The incident came to light in 2016, just a few months after Verizon announced it will acquire Yahoo for $4.8 billion. Not surprisingly, Verizon was able to negotiate a $350 million discount on the deal following the hack.

Magecart goes after Magento extensions

Clearly encouraged from its Newegg heist, Magecart has launched another offensive, this time against zero-day vulnerabilities in Magento extensions. The attack was discovered by Dutch researcher Willem de Groot who identified 20 hacker-targeted extensions and has listed a series of URLs through which Magecart card-skimmer are being installed.

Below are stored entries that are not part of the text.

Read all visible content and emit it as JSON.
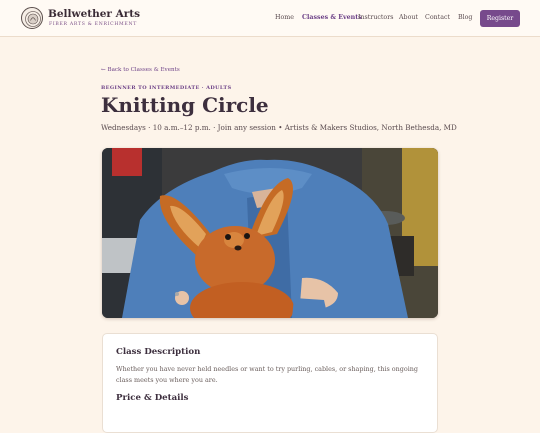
{
  "brand": {
    "name": "Bellwether Arts",
    "tagline": "FIBER ARTS & ENRICHMENT"
  },
  "nav": {
    "items": [
      "Home",
      "Classes & Events",
      "Instructors",
      "About",
      "Contact",
      "Blog"
    ],
    "active": "Classes & Events",
    "register_label": "Register"
  },
  "page": {
    "back_link": "← Back to Classes & Events",
    "eyebrow": "BEGINNER TO INTERMEDIATE · ADULTS",
    "title": "Knitting Circle",
    "meta": "Wednesdays · 10 a.m.–12 p.m. · Join any session • Artists & Makers Studios, North Bethesda, MD"
  },
  "description": {
    "heading": "Class Description",
    "body": "Whether you have never held needles or want to try purling, cables, or shaping, this ongoing class meets you where you are."
  },
  "price": {
    "heading": "Price & Details"
  },
  "colors": {
    "accent": "#774a8c",
    "background": "#fdf4ea"
  }
}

Says de Groot: "While the extensions differ, the attack method is the same: PHP Object Injection (POI)." The attack isn’t new either. The Magento platform itself was once affected by this issue and was fixed through the SUPEE-8788 update. However, many extension developers failed to follow Magento’s example and ended up publishing software with the same vulnerability. In doing so, they provided hackers with the perfect backdoor to Magento.

Magecart attacks have gotten more sophisticated over the years. While injecting card skimmers is their prefered mode, hackers are now redirecting users to their own fake phishing websites to collect as much information as possible. So far, Webcooking_SimpleBundle Magento extension has heeded de Groot’s warning and issued a patch. Another extension TBT_Rewards was abandoned several months ago and users are advised to uninstall it.

This is a clear example of how patching is critical,” adds Luis Corrons, Avast security evangelist. “The truth is painfully clear: By deploying vulnerable software, victims are opening a door for attackers to clean them out.”

Avast Free Antivirus named PC Mag Editor’s Choice

Following an exhaustive review of antivirus software by PC Mag, Avast has been selected as Editor’s Choice. The review highlighted Avast’s network security inspector, password manager and many bonus features that are usually paid upgrades in competing products.

Says Neil J. Rubenking: “You might expect that a free antivirus company would offer basic protection for free, but reserve advanced bonus features for the paid edition. However, in the real world, many of the most popular free antivirus tools pack full-scale protection along with a ton of extra features. Avast Free Antivirus gives you more than many competing commercial products.”

The review calls out the high scores Avast received from four independent testing labs, three of which awarded the software Advanced+ rating - their highest.